Prima della terapia conviene fare
una corretta diagnosi, che riguarda appunto la attribuzione delle
responsabilità. Le responsabilità della situazione di crisi attuale sono molto
diffuse, possiamo raggrupparle in responsabilità nazionali e responsabilità
collettive.
Le responsabilità
nazionali riguardano i singoli stati membri che hanno accumulato forti
disavanzi di bilancio pubblico, per motivi diversi:
- la Grecia per eccessi di spesa corrente coperti con trucchi contabili adottati dal precedente governo e smascherati dal governo attuale
- l’Irlanda per un modello di sviluppo basato sulla finanza e drogato da bolla speculativa finanziaria
- la Spagna per un modello di sviluppo trainato da bolla speculativa immobiliare
- l’Italia e, in parte, il Portogallo in seguito a prolungata stagnazione dei livelli di sviluppo, che per il nostro paese perdura dalla seconda metà degli anni Novanta ed è stata aggravata dalla depressione conseguente alla crisi finanziaria.
Ne consegue che
la prima terapia da adottare si colloca a livello degli aggiustamenti interni
che ciascun governo di questi paesi debbono adottare. Il rischio da evitare è
la deriva dell’azzardo morale, che spinge i governanti a non ricorrere a
impopolari politiche di rigore, nella speranza di essere comunque salvati con
l’aiuto finanziario esterno sulla base del principio del “too big to fail”. Il migliore antidoto contro questo ricatto dei
paesi che puntano a rinviare gli aggiustamenti interni è il regime di
amministrazione controllata esterna al quale vengono sottoposti dalla Commissione
europea, su mandato del Consiglio europeo e dell’Ecofin, e dalla BCE. Il rigore
imposto dall’esterno, condizionato all’erogazione di prestiti, comporta una
perdita di sovranità e di prestigio per i governi nazionali. Vedasi in
proposito la lettera della BCE inviata al governo italiano. Va anche detto che
un governo debole può trovare nei condizionamenti esterni l’alibi per imporre
provvedimenti che altrimenti non avrebbe avuto la forza politica di imporre. I
governi italiani hanno fatto uso ricorrente al demiurgo esterno per adottare
provvedimenti di rigore. Su questa filosofia negli anni Novanta si è impostata l’azione
di adeguamento ai parametri di Maastricht per ottenere l’ammissione all’euro.
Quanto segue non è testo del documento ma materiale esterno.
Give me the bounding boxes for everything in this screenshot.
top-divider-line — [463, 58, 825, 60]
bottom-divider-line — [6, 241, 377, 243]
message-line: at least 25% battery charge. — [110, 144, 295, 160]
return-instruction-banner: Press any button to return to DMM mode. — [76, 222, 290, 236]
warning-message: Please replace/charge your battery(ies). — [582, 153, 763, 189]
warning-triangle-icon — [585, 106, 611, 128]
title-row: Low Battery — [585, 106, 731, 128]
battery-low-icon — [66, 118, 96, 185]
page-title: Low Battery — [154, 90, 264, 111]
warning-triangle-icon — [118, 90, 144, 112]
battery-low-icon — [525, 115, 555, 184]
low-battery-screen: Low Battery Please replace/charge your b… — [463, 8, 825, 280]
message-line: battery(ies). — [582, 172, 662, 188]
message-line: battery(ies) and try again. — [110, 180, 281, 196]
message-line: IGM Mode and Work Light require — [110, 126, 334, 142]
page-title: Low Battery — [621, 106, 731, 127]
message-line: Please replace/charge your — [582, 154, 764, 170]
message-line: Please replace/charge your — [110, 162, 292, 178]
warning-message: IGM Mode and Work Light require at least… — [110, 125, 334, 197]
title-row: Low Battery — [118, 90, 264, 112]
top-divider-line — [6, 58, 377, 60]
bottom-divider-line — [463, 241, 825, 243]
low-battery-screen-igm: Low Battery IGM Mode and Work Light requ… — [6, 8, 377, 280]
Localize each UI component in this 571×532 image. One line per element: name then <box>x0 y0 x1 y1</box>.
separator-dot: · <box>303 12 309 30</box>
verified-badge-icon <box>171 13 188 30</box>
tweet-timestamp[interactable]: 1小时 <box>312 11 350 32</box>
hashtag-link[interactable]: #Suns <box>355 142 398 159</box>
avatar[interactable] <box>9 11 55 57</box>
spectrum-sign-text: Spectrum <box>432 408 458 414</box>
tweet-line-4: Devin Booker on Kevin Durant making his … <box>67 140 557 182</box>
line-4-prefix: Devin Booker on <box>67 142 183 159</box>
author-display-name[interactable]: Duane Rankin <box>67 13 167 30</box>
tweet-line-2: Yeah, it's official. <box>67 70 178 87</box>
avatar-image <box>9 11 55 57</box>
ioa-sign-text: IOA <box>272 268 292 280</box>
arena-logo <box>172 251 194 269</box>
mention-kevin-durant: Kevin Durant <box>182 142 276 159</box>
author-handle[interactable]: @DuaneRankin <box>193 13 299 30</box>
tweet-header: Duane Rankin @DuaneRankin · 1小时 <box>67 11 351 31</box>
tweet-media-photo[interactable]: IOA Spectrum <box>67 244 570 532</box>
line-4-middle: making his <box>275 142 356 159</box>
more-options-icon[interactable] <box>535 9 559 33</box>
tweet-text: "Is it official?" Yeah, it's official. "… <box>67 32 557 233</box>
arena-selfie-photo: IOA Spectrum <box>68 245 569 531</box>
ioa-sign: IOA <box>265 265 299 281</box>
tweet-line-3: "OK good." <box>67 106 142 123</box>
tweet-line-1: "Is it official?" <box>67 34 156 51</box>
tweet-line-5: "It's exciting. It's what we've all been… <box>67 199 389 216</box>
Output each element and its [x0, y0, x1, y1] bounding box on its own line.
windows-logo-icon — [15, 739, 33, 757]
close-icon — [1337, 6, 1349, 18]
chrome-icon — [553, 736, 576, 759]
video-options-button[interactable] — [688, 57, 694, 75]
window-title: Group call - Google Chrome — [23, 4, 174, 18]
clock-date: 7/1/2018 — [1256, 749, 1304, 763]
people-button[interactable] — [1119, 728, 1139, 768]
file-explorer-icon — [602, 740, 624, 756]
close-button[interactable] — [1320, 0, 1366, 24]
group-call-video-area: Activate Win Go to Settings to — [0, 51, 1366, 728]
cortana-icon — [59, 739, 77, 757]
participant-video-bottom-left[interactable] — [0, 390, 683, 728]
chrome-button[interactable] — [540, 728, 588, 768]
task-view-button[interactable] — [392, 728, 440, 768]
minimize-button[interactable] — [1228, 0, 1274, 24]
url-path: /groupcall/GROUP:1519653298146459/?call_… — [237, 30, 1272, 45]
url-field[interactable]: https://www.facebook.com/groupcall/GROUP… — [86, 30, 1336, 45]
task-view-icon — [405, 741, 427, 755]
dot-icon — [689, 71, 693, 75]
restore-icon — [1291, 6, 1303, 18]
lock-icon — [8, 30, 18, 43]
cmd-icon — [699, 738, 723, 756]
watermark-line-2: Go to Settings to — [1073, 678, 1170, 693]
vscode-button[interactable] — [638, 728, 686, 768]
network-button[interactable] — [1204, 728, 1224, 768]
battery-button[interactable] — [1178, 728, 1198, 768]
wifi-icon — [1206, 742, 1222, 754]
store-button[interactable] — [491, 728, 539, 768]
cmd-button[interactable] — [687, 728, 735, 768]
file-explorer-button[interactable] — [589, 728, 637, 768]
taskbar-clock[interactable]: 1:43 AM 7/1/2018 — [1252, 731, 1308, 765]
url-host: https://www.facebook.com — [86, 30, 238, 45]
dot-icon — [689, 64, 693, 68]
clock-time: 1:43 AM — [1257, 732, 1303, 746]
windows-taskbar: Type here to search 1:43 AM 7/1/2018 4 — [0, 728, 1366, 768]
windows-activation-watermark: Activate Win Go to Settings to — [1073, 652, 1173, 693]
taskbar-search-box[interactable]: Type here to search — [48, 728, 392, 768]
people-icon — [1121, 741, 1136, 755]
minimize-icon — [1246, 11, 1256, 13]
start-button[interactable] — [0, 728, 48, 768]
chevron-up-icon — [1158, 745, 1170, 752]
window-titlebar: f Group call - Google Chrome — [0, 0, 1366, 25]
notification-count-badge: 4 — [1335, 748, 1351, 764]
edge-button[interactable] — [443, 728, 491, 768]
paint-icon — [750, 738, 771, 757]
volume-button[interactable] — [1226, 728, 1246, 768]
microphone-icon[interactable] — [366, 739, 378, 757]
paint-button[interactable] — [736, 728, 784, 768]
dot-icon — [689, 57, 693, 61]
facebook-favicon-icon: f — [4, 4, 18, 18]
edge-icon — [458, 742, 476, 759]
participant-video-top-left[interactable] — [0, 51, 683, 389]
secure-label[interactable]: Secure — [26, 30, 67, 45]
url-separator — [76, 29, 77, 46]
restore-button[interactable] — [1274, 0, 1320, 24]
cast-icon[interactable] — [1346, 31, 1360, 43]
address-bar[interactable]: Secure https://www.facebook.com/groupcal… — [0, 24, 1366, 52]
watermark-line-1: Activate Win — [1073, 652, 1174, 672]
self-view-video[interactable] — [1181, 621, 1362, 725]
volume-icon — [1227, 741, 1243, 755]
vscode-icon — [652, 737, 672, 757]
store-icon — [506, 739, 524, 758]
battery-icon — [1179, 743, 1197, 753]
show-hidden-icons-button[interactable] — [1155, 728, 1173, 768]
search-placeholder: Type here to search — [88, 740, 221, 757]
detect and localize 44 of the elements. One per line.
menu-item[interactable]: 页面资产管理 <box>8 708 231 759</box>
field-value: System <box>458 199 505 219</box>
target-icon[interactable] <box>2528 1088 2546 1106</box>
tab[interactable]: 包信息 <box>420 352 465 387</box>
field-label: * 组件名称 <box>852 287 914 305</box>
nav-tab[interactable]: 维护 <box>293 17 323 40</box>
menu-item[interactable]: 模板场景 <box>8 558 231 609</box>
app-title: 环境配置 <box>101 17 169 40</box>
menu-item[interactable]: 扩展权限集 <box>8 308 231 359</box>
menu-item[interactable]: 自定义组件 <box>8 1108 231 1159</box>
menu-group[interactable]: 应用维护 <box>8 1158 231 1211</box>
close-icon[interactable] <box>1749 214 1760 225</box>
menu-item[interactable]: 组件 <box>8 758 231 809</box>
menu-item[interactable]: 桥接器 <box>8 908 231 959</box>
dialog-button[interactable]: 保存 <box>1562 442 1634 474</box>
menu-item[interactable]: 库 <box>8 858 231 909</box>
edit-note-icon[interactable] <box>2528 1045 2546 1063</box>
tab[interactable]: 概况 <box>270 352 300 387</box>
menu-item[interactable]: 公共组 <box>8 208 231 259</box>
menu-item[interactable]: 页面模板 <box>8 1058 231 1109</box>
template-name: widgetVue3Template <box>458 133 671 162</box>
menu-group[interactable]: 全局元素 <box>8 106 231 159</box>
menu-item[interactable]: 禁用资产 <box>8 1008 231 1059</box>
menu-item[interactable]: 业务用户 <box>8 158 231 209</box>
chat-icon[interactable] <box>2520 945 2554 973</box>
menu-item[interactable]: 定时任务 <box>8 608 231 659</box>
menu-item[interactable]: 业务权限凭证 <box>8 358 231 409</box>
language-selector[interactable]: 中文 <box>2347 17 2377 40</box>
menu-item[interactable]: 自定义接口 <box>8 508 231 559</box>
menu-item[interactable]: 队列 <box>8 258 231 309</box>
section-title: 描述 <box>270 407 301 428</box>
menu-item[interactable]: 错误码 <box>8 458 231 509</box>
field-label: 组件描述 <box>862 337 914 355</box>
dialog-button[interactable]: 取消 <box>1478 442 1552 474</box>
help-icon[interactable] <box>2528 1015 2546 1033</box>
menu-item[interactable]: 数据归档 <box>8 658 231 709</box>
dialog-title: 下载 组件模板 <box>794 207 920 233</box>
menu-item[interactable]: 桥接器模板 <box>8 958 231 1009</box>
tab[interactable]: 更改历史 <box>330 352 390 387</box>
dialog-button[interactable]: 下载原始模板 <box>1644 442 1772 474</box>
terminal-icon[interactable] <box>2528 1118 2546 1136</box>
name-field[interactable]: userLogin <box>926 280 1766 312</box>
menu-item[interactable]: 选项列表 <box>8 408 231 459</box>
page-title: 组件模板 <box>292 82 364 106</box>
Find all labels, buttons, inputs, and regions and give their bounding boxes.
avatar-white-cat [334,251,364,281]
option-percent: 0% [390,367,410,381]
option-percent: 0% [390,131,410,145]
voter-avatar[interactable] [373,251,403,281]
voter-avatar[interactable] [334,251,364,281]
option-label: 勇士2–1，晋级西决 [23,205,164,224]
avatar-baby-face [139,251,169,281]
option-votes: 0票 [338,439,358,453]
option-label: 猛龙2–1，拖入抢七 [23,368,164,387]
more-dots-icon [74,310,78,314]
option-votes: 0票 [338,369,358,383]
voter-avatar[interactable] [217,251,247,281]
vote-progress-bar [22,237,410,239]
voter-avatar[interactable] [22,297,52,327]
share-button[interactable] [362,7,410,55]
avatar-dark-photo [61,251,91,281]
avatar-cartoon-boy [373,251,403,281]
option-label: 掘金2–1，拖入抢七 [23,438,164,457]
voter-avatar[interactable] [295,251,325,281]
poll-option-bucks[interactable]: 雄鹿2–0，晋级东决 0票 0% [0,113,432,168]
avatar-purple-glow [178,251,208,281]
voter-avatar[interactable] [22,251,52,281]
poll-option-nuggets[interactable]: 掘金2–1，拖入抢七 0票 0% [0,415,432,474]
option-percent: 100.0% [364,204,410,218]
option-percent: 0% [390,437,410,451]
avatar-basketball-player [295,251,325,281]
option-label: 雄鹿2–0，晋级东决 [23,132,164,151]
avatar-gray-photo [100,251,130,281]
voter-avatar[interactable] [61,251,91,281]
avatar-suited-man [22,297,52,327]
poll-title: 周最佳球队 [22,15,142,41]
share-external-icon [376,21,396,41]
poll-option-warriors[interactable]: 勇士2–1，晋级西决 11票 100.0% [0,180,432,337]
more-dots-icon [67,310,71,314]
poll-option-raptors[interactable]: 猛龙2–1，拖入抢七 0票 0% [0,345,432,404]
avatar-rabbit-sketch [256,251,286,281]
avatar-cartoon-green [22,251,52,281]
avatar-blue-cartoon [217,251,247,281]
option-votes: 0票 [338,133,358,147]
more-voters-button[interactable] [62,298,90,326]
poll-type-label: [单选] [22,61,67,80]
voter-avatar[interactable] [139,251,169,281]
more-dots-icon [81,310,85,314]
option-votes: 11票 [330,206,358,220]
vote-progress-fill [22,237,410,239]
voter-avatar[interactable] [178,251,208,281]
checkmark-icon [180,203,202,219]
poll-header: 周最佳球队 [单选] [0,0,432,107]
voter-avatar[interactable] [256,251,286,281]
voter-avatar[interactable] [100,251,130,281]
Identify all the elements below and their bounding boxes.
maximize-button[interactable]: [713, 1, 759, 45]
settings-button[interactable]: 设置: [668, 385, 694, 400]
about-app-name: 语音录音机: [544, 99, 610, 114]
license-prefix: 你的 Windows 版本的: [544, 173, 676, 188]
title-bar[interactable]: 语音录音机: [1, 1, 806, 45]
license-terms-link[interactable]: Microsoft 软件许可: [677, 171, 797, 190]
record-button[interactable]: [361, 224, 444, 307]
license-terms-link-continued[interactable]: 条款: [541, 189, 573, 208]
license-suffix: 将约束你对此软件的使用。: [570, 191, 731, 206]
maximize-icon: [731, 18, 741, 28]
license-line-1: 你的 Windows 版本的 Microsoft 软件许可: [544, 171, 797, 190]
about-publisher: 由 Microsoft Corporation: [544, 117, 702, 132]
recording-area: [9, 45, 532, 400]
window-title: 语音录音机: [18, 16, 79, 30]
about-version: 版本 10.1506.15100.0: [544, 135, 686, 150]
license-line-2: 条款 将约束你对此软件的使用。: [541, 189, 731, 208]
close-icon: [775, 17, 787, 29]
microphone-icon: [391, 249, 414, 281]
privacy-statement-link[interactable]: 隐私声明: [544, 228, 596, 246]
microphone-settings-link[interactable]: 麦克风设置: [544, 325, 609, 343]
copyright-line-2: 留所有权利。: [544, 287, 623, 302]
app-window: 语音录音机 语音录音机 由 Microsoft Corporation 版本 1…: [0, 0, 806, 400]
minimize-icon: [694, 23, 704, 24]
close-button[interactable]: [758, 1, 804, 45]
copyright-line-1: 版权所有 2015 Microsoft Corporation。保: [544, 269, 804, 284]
Lo stesso vale in questo periodo di crisi in cui il governo italiano segue la
strategia di farsi imporre le manovre restrittive dall’Europa. Allora lo slogan
ricorrente era “dobbiamo entrare nell’Euro”, oggi è “i vincoli restrittivi ci
vengono imposti per restare nell’euro”.
Le
responsabilità collettive vengono chiamate in causa dalla crisi finanziaria
globale, che ha messo in moto un complesso processo di interdipendenza delle
cause e degli effetti, che richiedono interventi convergenti di più paesi. Si è
attivato un circolo vizioso che ha fatto rimbalzare i rischi tra i governi, che
sono intervenuti a sostegno delle banche, e le banche, che hanno acquistato i
titoli pubblici in presenza di debiti sovrani crescenti. In questo circuito si
è inserita la Banca Centrale Europea con interventi non convenzionali di acquisto
di titoli pubblici greci e italiani, per contenere gli spread rispetto ai
titoli tedeschi.
Il problema da
risolvere è come uscire da questo circolo vizioso destabilizzante e con quali
strumenti.
1. Non si può contare sulla partecipazione protratta nel
tempo della BCE come prestatore di ultima istanza. Gli interventi non
convenzionali della BCE sono utili, ma non risolutivi. Sono misure tampone che
alla lunga presentano forti controindicazioni che possono incrinare la
credibilità della BCE, per una assunzione eccessiva di rischi finanziari e per il
mancato obiettivo del controllo della inflazione a causa degli effetti
inflattivi che un eccesso prolungato di liquidità produrrebbe.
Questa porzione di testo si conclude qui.